Feb 28, 2011

Altered Books

book1



book1- finished
book2- beginning
























At first I had no idea what I wanted to do for my altered book project. I decided to purchase my books first and see if they gave me any inspiration. I tried to find books that had any color in them because I thought it would be interesting to have color in my project. I found two books I liked, one smaller one with thicker pages, and one large, skinny book with many thinner pages. I knew the larger one would be a lot more difficult to work with but half of the book was colored illustrations of flowers. Right awa the flower book gave me the idea to do some sort of vase with flowers coming out of it. I was thinking about doing a mix of geometric folding and more organic, curvy cutting.
I began with the smaller book as a practice, doing all sort of folding and cutting to see what gave me the most interesting shapes. When I figured out what I wanted for the flower book I moved on to that one. I began by cutting the base, but every small cut I wanted to do had to go through ~500 pages. It was very tedious. I went back to my first book and cut it in half. I finished folding and cutting all of the top pages and it sort of looked like a boat's mast, caught in the wind, waving around. I made a boat bottom out of rolled pages, a nice contrast to the very angular, folded top. I hot glued the pieces together, and then had to find a way to either make it stand, or hang it to make it into a wall piece. With the rounded bottom I could not think of a way to make it stand without putting an additional base on it and I did not want that. I found soda can tabs and hot glued them to the back to make a hole to tie the string onto. Again, I had gluing problems because the hot glue did not stick well to the cover of the book which is the blue part on the top of the bottom piece.

For the serial planes project I initially though of the ribcage when the project was introduced. I liked the idea of seeing inside a ribcage. I also knew that will lots of negative space there would be interesting shadows case by the ribs and spine. I researched other serial plane objects, the art work of Holton Rower (the poured paint, and the money sculpture), planets, topographical maps, different parts of the New Haven train station, things around my house, and of course, ribs and vertebrae. I fell in love with the rib cage idea and started working right away. I made a model to figure out the technical part of keeping the ribs on the spine, and found out that if I made the notches the right way I could attach them with no glue. It was difficult to make such small notches in the foam core, but I think it was worth it. The other problem I had was making a base to stand my ribcage up. I wanted to keep it consistent with the design so I made the top of the pelvic bones. I made one solid piece and added different sized smaller pieces to the front and back to make it sturdy enough to hold up the ribs. I am very satisfied with how the base turned out, I was unsure if it would support the top, but it did!
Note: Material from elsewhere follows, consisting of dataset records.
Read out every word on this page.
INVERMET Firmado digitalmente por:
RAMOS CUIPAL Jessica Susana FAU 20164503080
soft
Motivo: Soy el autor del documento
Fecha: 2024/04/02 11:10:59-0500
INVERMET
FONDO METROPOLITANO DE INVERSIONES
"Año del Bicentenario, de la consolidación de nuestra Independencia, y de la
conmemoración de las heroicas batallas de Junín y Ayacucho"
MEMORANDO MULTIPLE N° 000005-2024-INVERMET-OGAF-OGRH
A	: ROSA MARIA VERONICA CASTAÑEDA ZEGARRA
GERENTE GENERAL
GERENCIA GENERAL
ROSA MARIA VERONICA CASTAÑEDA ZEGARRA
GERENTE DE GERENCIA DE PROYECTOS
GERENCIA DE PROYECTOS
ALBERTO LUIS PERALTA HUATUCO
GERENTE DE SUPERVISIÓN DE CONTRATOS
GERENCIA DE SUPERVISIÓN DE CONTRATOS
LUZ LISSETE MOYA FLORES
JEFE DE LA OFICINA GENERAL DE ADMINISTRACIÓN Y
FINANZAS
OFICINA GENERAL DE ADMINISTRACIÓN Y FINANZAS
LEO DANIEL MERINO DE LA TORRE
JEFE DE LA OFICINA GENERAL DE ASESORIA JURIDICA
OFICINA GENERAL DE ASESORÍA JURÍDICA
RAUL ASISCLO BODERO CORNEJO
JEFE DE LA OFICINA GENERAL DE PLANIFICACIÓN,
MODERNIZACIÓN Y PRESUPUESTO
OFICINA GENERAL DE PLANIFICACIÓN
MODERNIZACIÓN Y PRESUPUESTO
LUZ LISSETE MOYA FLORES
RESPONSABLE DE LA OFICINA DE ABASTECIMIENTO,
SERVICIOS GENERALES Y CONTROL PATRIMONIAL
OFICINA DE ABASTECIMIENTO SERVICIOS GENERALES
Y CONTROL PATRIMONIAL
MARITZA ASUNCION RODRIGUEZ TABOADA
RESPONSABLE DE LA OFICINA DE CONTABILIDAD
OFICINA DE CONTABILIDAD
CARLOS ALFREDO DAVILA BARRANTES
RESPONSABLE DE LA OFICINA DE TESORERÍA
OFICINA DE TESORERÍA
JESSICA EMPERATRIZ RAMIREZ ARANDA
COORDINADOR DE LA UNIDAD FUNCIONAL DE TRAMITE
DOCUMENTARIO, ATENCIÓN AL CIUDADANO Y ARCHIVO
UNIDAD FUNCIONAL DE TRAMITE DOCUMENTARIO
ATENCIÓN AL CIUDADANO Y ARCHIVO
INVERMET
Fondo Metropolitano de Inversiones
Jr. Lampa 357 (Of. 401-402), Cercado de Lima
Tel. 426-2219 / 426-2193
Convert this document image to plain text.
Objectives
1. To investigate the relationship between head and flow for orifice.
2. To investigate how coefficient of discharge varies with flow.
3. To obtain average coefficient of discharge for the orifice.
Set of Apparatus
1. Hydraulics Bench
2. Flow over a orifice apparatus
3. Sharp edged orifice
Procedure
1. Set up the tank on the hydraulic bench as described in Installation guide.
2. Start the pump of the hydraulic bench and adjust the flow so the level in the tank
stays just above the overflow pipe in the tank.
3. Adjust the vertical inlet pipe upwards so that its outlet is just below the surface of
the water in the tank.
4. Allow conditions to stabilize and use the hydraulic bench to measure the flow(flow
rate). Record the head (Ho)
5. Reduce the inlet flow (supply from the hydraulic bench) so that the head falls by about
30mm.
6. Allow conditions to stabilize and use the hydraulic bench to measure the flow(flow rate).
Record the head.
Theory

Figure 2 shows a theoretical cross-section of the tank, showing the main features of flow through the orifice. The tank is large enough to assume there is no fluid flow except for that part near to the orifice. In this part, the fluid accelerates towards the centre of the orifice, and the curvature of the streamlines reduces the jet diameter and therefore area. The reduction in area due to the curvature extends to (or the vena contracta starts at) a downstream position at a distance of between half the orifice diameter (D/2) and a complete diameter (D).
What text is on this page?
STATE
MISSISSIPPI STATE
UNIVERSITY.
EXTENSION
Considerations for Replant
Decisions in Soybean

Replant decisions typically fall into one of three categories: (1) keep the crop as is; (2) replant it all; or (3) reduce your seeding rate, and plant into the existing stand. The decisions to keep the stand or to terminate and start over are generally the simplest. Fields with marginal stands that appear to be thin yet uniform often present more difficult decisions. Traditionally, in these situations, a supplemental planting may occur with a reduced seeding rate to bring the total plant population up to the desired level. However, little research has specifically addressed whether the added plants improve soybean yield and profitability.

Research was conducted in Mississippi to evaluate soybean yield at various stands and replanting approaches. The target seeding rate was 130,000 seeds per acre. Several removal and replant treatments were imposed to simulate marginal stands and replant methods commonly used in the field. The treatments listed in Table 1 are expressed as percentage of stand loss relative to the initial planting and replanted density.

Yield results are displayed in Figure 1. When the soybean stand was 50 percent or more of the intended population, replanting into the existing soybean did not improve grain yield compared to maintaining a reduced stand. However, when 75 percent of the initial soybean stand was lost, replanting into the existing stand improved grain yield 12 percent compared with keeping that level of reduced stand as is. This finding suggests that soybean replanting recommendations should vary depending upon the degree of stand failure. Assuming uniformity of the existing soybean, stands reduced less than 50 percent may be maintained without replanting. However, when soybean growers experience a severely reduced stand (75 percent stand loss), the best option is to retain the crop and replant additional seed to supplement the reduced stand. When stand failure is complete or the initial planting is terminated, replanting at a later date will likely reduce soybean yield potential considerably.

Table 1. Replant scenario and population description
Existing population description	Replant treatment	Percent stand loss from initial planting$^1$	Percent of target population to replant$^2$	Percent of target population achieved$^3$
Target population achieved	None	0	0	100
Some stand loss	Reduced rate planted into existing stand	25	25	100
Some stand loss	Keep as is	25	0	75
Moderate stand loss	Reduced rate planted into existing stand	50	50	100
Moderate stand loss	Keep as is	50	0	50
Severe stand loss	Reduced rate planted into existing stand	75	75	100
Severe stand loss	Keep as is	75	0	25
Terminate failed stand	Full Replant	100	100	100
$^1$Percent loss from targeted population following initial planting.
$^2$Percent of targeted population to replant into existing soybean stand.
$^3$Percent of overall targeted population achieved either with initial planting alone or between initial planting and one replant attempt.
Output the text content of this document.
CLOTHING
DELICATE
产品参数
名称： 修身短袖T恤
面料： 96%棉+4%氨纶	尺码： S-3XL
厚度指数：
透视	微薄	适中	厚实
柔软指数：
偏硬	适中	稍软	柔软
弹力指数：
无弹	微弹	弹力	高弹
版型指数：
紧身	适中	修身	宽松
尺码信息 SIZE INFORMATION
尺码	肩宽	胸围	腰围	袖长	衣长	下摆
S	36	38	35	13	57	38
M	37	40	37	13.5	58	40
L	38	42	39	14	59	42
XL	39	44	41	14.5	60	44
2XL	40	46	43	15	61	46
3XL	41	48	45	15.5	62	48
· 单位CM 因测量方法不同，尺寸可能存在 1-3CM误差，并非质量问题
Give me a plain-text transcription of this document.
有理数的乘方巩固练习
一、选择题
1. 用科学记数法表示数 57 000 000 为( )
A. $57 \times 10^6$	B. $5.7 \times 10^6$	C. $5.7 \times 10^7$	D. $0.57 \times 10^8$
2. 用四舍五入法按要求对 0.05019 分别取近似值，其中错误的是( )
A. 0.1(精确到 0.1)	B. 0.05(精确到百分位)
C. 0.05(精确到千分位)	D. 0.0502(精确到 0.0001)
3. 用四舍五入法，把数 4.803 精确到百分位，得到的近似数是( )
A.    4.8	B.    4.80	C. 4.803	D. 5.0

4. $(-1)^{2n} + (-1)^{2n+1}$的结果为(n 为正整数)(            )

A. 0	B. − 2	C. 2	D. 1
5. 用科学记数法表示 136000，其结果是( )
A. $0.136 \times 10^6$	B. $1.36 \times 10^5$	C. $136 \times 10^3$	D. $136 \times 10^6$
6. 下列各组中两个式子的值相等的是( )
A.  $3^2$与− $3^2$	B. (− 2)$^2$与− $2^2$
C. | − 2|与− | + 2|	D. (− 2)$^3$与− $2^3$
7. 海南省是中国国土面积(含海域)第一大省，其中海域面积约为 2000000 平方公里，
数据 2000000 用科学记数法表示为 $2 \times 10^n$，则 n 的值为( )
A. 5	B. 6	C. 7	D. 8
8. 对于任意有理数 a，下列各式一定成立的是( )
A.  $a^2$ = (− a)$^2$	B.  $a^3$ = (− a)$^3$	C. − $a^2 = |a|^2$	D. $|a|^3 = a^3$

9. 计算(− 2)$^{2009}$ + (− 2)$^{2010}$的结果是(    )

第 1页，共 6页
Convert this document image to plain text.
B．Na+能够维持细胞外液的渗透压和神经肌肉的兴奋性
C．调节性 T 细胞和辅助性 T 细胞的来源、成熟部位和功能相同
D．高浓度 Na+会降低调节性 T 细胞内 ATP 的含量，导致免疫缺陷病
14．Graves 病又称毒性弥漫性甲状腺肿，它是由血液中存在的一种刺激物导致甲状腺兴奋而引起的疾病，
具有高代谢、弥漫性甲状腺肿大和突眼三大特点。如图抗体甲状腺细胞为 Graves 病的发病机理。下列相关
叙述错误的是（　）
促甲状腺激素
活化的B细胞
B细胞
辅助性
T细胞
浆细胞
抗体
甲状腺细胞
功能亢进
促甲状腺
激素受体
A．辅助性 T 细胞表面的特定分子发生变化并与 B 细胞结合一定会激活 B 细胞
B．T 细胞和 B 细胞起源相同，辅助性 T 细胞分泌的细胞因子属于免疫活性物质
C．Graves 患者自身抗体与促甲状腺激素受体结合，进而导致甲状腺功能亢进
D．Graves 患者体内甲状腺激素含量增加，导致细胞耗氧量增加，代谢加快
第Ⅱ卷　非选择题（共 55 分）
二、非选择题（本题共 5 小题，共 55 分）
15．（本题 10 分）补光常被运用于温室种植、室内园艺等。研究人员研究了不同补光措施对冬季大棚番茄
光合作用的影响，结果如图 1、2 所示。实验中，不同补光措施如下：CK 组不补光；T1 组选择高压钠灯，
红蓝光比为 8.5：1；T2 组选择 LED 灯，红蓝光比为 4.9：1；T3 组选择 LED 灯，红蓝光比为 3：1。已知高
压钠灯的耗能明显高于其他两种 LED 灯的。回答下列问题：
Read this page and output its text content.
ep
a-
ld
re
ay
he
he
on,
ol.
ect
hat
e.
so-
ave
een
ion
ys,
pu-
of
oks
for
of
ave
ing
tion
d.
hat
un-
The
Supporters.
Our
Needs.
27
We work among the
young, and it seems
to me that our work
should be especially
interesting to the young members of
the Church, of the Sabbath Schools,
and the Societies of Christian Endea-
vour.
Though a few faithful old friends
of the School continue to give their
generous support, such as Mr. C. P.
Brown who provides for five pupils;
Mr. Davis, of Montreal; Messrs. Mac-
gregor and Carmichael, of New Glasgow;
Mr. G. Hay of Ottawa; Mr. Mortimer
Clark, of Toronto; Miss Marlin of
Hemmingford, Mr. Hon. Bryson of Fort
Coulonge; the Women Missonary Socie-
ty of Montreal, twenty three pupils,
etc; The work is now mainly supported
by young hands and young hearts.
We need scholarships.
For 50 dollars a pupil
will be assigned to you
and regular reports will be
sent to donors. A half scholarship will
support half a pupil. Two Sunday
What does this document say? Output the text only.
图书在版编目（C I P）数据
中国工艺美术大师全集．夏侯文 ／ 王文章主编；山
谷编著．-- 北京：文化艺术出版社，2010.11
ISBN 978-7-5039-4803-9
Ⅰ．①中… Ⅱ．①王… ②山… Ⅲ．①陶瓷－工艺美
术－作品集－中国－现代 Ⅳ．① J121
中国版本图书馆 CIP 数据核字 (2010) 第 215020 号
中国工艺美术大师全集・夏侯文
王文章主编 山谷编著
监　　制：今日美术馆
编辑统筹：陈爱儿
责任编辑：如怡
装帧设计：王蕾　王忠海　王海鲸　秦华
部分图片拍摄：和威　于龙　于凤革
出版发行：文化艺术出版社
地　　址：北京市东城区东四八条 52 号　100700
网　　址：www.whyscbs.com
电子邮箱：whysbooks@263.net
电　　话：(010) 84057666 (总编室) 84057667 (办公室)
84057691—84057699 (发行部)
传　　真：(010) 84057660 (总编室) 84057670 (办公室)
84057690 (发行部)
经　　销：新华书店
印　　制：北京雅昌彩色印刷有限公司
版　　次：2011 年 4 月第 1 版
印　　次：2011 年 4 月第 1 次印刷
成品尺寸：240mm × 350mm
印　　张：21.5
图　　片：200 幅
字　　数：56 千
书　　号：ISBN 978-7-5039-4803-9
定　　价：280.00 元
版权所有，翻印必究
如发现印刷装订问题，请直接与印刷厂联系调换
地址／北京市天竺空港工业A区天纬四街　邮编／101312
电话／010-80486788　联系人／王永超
I enjoyed the foam core project more, because there was more freedom and I had a real vision. The book project was difficult but also interesting to have that sort of limitation of the spine holding the pages together. I enjoy making one form disappear and making a whole new thing come from it. And that was really what we did with both the book and the sheets of foam core. The foam core was hard and frustrating to cut sometimes but in the end it just took patience a lots of x-acto blades.

1 comment:

  1. Interesting research, I appreciate your lucid observation of the succession of serial planes along your journey ( I presume to home). It was very touching to follow that path, as if each image from the wooden seating of Union Station, to the metal lines of the trains to depart, to the cement lines of parking lots, to the frozen lines of snow, and wood at home again… as if each picture was a plane in the succession of layers that builds the whole experience of a journey.

    I also appreciate your investigation of techniques and methods along the process of both materials in the search to unveil your visual language for translating your concept within guidelines given.

    Excellent documentation of the processes; though you may take further pictures of the second altered book project final piece. I feel the ones in the blog do not illustrate the full potential of this complex and yet exquisitely balanced piece.

    The foam board spine is a strong, minimal and visually stunning piece. The documentation process is very interesting, because by fragments is bringing to life a piece that stands with a very unique presence, yet a bigger fragment that feels as a whole. I am also impressed as how the curved abstracted ribs, appear as hugging hands, creating a dynamic structure wrapping a negative space.